The notes will be senior, unsecured obligations of Copa and will accrue interest at a rate of 4.50% per annum, payable semi-annually in arrears on April 15 and October 15 of each year, beginning on October 15, 2020. The notes will mature on April 15, 2025, unless earlier repurchased, redeemed or converted. Before October 15, 2024, noteholders will have the right to convert their notes only upon the occurrence of certain events. From and after October 15, 2024, noteholders may convert their notes at any time at their election until the close of business on the second scheduled trading day immediately before the maturity date. Copa will settle conversions by paying or delivering, as applicable, cash, shares of its Class A common stock or a combination of cash and shares of its Class A common stock, at Copa’s election. The initial conversion rate is 19.3564 shares of Class A common stock per $1,000 principal amount of notes, which represents an initial conversion price of approximately $51.66 per share of Class A common stock. The initial conversion price represents a premium of approximately 25% over the last reported sale of $41.33 per share of Copa’s Class A common stock on April 27, 2020. The conversion rate and conversion price will be subject to adjustment upon the occurrence of certain events.

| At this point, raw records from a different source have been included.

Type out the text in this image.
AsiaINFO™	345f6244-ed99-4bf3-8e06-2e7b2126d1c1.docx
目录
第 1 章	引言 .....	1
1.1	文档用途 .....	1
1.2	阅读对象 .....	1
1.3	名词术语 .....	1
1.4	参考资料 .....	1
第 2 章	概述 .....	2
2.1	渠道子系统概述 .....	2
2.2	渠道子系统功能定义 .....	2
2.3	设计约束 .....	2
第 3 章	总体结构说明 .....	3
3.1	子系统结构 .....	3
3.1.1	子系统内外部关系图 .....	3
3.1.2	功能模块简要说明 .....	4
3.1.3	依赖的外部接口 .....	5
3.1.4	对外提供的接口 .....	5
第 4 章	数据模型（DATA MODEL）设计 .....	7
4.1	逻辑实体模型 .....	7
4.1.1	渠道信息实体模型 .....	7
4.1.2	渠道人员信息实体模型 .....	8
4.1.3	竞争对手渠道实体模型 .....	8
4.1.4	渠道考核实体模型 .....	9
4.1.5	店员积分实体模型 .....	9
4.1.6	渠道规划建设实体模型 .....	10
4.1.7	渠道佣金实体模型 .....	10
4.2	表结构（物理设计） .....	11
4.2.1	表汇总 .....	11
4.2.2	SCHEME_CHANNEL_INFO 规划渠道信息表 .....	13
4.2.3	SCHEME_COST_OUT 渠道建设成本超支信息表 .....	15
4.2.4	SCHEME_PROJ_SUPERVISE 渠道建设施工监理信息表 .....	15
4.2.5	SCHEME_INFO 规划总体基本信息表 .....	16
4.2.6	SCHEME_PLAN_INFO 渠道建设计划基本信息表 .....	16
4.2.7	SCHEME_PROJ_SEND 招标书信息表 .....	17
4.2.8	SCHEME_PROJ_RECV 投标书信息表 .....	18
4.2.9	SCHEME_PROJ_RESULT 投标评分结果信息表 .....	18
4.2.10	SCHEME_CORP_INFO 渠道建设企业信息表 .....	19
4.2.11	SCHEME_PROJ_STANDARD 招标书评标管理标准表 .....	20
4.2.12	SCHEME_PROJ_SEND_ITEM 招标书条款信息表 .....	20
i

The notes will be redeemable, in whole or in part, for cash at Copa’s option at any time, and from time to time, on or after April 17, 2023 and on or before the 40th scheduled trading day immediately before the maturity date, but only if the last reported sale price per share of Copa’s Class A common stock exceeds 130% of the conversion price for a specified period of time. In addition, the notes will be redeemable, in whole and not in part, at Copa’s option in connection with certain changes in tax law at any time. The redemption price will be equal to the principal amount of the notes to be redeemed, plus accrued and unpaid interest, if any, to, but excluding, the redemption date, plus a make-whole premium.

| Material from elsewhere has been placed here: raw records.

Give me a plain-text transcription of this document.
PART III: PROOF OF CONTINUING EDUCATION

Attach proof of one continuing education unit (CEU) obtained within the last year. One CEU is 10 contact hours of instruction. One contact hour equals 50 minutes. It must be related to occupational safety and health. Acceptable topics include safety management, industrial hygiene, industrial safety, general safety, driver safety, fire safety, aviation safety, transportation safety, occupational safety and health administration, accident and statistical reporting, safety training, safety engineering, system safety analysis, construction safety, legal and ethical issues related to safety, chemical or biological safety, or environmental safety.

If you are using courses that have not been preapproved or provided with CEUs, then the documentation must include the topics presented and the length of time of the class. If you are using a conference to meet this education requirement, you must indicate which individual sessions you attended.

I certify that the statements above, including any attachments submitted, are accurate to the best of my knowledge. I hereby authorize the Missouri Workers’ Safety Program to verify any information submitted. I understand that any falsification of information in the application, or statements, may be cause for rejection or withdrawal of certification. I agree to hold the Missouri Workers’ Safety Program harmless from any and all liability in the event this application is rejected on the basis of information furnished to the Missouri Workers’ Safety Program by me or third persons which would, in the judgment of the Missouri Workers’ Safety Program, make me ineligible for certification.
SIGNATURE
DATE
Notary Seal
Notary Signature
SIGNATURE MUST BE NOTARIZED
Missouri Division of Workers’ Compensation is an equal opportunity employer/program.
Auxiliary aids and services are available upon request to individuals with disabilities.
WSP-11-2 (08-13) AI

If a “fundamental change” (as defined in the indenture for the notes) occurs, then noteholders may require Copa to repurchase their notes for cash. The repurchase price will be equal to the principal amount of the notes to be repurchased, plus accrued and unpaid interest, if any, to, but excluding, the applicable repurchase date.
Copa estimates that the net proceeds from the offering will be approximately $342.9 million (or approximately $394.4 million if the initial purchasers fully exercise their option to purchase additional notes), after deducting the initial purchasers’ discounts and commissions and estimated offering expenses. Copa intends to use the net proceeds from the offering for general corporate purposes.
The offer and sale of the notes and any shares of Class A common stock issuable upon conversion of the notes have not been, and will not be, registered under the Securities Act or any other securities laws, and the notes and any such shares cannot be offered or sold except pursuant to an exemption from, or in a transaction not subject to, the registration requirements of the Securities Act and any other applicable securities laws. This press release does not constitute an offer to sell, or the solicitation of an offer to buy, the notes or any shares of Class A common stock issuable upon conversion of the notes, nor will there be any sale of the notes or any such shares, in any state or other jurisdiction in which such offer, sale or solicitation would be unlawful.